SQL Minimal Access user

I would recommend checking the documentation on this topic.

I was hoping for a slightly more complete example, as not sure why live site needs Alter table or schema etc..

Is there not a simple example, for a basic site?

The user for the live site needs the alter table, schema, etc. because it's allowed in the CMS. If you have staging or CI/CD set up, the services will execute those schema, table, etc changes on the production database when you initialize the staging service or CI/CD. So there's no way around it UNLESS you want to manually push your changes to the database directly without the user of the built-in tools from Kentico.

What is a simple example? What is a basic site? Each site is different and has different needs. We do not know what you will be doing on your basic site in the code. What would be the user activity and journey on the basic site. It is not that easy to create a simple example...
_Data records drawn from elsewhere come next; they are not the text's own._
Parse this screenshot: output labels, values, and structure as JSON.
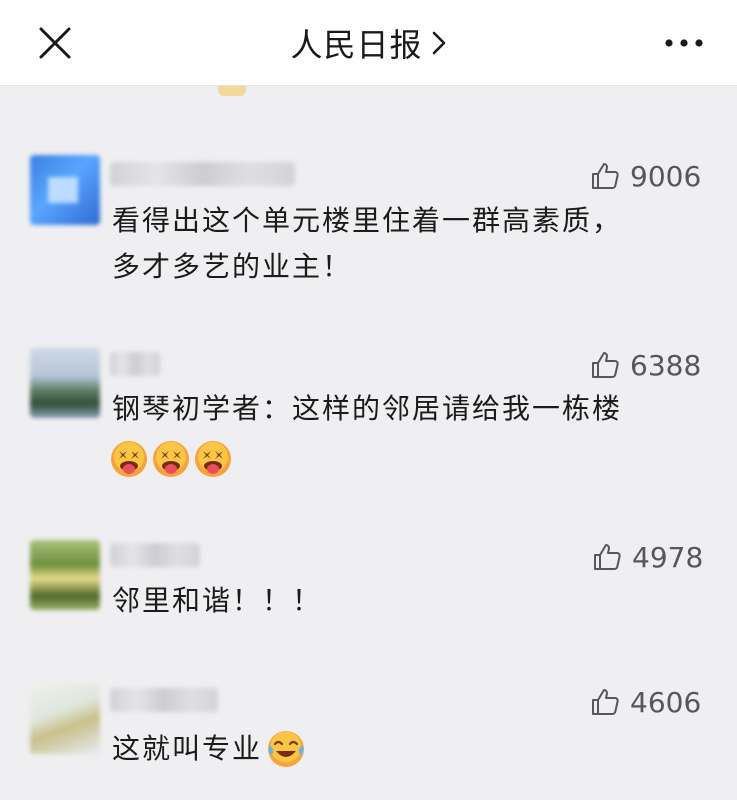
{
  "header": {
    "title": "人民日报",
    "close_icon": "close-icon",
    "chevron_icon": "chevron-right-icon",
    "more_icon": "more-dots-icon"
  },
  "comments": [
    {
      "likes": "9006",
      "lines": [
        "看得出这个单元楼里住着一群高素质，",
        "多才多艺的业主！"
      ]
    },
    {
      "likes": "6388",
      "lines": [
        "钢琴初学者：这样的邻居请给我一栋楼"
      ],
      "emoji_count": 3
    },
    {
      "likes": "4978",
      "lines": [
        "邻里和谐！！！"
      ]
    },
    {
      "likes": "4606",
      "lines": [
        "这就叫专业"
      ],
      "trailing_emoji": "crying-laughing"
    }
  ],
  "colors": {
    "background": "#efeff1",
    "like_text": "#55575f",
    "text": "#1b1b1b"
  }
}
I Guess sort of hoping for a matrix of basic objects and permissions (Assuming no custom code), e.g.

alter table, schema -> Required for CI or Staging

Analytics_HourHits -> SELECT, INSERT (if using analytics) CMS_LicenseKey -> SELECT CMS_Tree -> SELECT (UPDATE, DELETE for Staging, CI) CMS_User -> SELECT, UPDATE (If using auth)

Just a rough idea, even if it was list of know exclusions, its just without digging into code its difficult to know what can be restricted. e.g. I assume for the Live site execpt for staging you would only need SELECT on CMS_Tree etc..

Also doesn't CI and staging run through the Admin site, so that could be a different user?